Positive aspects about Jack were recorded, but any negative points, such as him being effectively housebound due to his anxiety, were not.
“I think that the DWP are banking on people not appealing,” Jack said, as he half-turned to his mum, saying: “I wouldn't have tried to do so at all if my mum hadn't been there to help with the appeal and tribunal.”
When Kim and her son opened the award letter and report, she was horrified. Like Jack, Gareth was also assessed by a paramedic.
Kim said there were assumptions as well as lies.

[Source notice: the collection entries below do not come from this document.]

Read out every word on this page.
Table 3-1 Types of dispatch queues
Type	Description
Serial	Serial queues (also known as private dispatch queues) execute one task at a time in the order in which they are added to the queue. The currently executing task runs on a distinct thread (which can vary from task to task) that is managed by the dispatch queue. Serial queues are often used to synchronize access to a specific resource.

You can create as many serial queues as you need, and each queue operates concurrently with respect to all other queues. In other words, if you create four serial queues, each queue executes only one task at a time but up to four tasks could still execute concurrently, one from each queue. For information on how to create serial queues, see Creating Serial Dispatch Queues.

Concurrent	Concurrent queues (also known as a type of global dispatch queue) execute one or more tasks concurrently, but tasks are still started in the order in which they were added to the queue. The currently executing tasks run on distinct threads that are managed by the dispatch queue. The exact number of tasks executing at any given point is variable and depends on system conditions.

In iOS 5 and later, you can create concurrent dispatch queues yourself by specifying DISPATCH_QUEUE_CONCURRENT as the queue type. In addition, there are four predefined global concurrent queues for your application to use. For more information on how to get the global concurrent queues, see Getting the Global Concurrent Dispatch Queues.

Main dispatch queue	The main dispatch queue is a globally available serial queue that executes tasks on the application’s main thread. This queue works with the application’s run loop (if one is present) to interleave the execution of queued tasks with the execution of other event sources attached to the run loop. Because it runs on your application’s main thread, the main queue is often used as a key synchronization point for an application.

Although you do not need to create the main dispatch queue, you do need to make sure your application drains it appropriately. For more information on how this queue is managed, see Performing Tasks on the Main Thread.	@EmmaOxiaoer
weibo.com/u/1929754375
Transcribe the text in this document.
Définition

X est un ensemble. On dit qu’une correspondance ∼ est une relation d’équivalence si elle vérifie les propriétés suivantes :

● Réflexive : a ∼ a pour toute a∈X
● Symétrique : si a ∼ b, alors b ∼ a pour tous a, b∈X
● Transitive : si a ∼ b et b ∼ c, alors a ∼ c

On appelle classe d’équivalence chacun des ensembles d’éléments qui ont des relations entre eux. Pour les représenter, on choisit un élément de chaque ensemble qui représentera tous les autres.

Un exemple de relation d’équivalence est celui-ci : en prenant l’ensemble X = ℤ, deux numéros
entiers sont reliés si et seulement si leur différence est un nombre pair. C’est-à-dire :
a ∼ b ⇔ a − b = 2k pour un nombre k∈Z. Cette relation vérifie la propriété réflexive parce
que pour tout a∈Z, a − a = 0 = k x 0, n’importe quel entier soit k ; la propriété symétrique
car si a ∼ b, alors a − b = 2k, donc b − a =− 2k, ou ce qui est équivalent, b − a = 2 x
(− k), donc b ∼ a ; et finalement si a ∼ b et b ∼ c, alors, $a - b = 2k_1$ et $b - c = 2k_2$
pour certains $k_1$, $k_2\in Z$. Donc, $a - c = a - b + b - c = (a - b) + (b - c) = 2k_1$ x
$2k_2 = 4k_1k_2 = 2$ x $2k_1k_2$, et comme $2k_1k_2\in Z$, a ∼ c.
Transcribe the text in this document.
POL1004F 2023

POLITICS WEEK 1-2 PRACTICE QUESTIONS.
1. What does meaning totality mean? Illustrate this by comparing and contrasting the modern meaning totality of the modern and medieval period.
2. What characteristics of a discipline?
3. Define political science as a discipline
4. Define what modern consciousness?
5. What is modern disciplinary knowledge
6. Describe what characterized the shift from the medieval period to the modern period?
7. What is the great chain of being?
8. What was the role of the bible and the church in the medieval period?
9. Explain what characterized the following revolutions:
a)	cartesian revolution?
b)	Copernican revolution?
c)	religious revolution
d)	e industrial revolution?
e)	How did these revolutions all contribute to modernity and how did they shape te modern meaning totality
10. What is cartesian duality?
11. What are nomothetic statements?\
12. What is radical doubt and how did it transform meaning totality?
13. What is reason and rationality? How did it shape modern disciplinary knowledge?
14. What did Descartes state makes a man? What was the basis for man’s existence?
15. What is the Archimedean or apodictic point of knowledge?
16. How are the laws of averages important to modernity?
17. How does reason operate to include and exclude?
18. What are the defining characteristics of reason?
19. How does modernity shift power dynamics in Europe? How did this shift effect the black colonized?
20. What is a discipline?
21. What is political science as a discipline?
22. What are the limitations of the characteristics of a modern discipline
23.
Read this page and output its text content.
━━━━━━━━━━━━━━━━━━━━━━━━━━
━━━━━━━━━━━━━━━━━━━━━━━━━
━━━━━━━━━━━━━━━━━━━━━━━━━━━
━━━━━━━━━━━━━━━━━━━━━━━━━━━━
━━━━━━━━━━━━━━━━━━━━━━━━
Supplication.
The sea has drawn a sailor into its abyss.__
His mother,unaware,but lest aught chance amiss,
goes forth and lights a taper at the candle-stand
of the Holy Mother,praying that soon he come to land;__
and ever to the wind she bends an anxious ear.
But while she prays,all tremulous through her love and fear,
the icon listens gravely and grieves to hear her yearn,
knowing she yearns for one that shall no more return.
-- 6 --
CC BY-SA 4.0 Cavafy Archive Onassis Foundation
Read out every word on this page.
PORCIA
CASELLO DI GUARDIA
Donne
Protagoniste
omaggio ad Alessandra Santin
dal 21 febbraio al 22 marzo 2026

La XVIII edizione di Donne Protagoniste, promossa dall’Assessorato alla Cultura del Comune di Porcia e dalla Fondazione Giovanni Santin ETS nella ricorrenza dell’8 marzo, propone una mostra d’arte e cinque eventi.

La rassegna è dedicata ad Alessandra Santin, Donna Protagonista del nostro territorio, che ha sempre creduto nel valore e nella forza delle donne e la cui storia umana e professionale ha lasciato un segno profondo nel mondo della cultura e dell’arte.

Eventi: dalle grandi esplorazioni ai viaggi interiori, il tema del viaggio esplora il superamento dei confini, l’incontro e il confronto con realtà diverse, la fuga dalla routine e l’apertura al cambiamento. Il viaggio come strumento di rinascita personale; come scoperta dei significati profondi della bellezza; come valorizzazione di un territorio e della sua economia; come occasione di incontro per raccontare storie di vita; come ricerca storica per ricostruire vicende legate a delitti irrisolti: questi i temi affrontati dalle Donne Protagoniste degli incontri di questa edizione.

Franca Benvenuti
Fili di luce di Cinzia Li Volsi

“He assumed Gareth had good eye contact when in fact he looks at mouths. He said because he played video games, he was capable of cooking a meal. He asked the questions but clearly didn’t listen to the answers. All Gareth got was two points, so no award. I felt it was a pointless exercise — so many people online have said the exact same thing.
“Why does the opinion of a paramedic trump what the specialist had to say who diagnosed my son?”
It is clear something needs to change to protect those with autism, when it comes to PIP assessments, particularly for those not living in supported accommodation.
The whole process is one which can cause immense stress and anxiety and the focus on verbally communicated information, combined with a general lack of awareness about autism and few ASC nurses, undoubtedly leads to unjust decisions for this key disability benefit.
Ruth Hunt is a freelance journalist and an author.